David L. Rubin, professor of physics and director of accelerator physics in the Floyd R. Newman Laboratory of Nuclear Studies, has been elected the Boyce D. McDaniel Professor of Physics in the College of Arts and Sciences. He is the first holder of the new professorship, endowed by Helen T. Edwards '57, Ph.D. '66, and Donald A. Edwards Ph.D. '61. The election became effective Nov. 1.
Rubin was recruited by Cornell immediately after he received his Ph.D. in physics from the University of Michigan in 1983. For more than a decade he has been the leader of the large group of physicists and engineers responsible for designing and implementing upgrades of the Cornell Electron Storage Ring (CESR). This achievement provides the backbone for a very successful program in heavy quark and lepton physics and has enabled Cornell to remain the foremost center for the training of accelerator physicists in the United States, said Maury Tigner, director of the Laboratory of Nuclear Studies.
"While being prominent in the world accelerator physics community during the 1990s, Rubin also has played an active role in the teaching and service activities of the Department of Physics and the College of Arts and Sciences," Tigner said. "He has also been a very effective teacher and mentor in the field of high-energy physics and an active, reliable faculty citizen in both the Department of Physics and the College of Arts and Sciences."
The donors, both prominent in high-energy physics, asked that the professorship be awarded to a faculty member in the College of Arts and Sciences whose discipline is particle-beam physics and who would teach both graduate and undergraduate students in addition to doing research.
They named the professorship for McDaniel, a previous director of the Laboratory of Nuclear Studies who was Helen Edwards' thesis adviser. McDaniel, now retired in Ithaca, was a graduate student at Cornell who left during World War II to join the Manhattan Project in Los Alamos, N.M. He returned at the end of the war to complete his Ph.D. and joined the Cornell faculty in 1946. He became a full professor in 1956 and was named the Floyd.
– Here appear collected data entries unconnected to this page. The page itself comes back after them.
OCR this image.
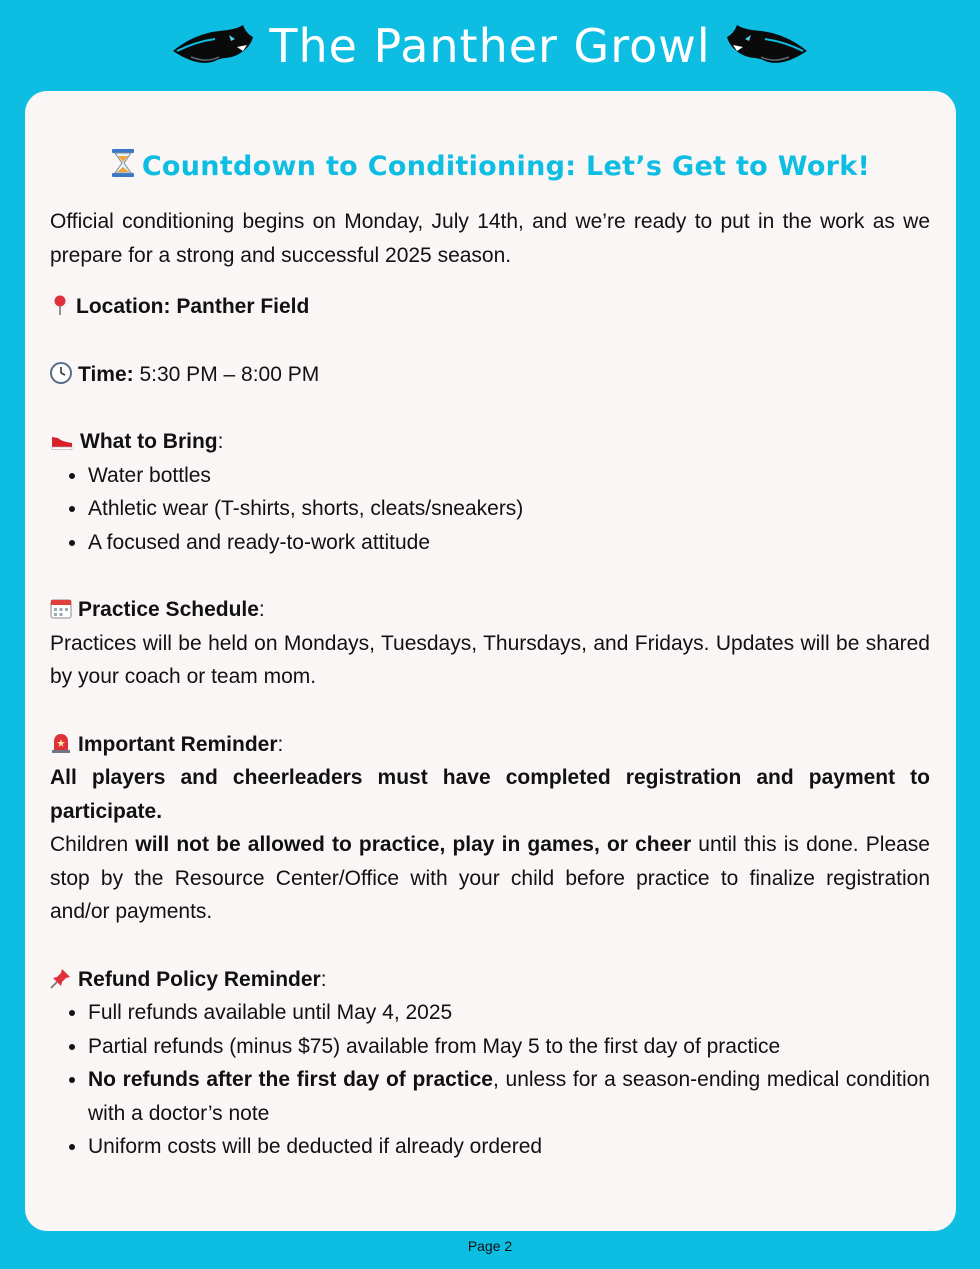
The Panther Growl
Countdown to Conditioning: Let’s Get to Work!

Official conditioning begins on Monday, July 14th, and we’re ready to put in the work as we prepare for a strong and successful 2025 season.

Location: Panther Field

Time: 5:30 PM – 8:00 PM

What to Bring:

• Water bottles
• Athletic wear (T-shirts, shorts, cleats/sneakers)
• A focused and ready-to-work attitude

Practice Schedule:

Practices will be held on Mondays, Tuesdays, Thursdays, and Fridays. Updates will be shared by your coach or team mom.

Important Reminder:

All players and cheerleaders must have completed registration and payment to participate.

Children will not be allowed to practice, play in games, or cheer until this is done. Please stop by the Resource Center/Office with your child before practice to finalize registration and/or payments.

Refund Policy Reminder:

• Full refunds available until May 4, 2025
• Partial refunds (minus $75) available from May 5 to the first day of practice
• No refunds after the first day of practice, unless for a season-ending medical condition with a doctor’s note
• Uniform costs will be deducted if already ordered
Page 2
R. Newman Professor in Nuclear Studies in 1977. He was director of the Laboratory of Nuclear Studies from 1967 to 1985, leading the laboratory through the completion of its 10 GeV synchrotron and the design and construction of CESR and the CLEO detector. He enjoys an international reputation for his distinguished career in accelerator physics, including leading the commissioning of the Main Ring at Fermilab and providing advice for numerous accelerator projects throughout the country.
Helen Edwards, who has been the recipient of a MacArthur Foundation Genius Award, conducts research at Fermilab and the Deutches Electronen Synchrotron (DESY) in Germany and played a prominent role in the construction of the Tevatron at Fermilab. Donald Edwards, who also works at DESY, is considered a major voice in accelerator theory and was responsible for the technical design of the Cornell synchrotron.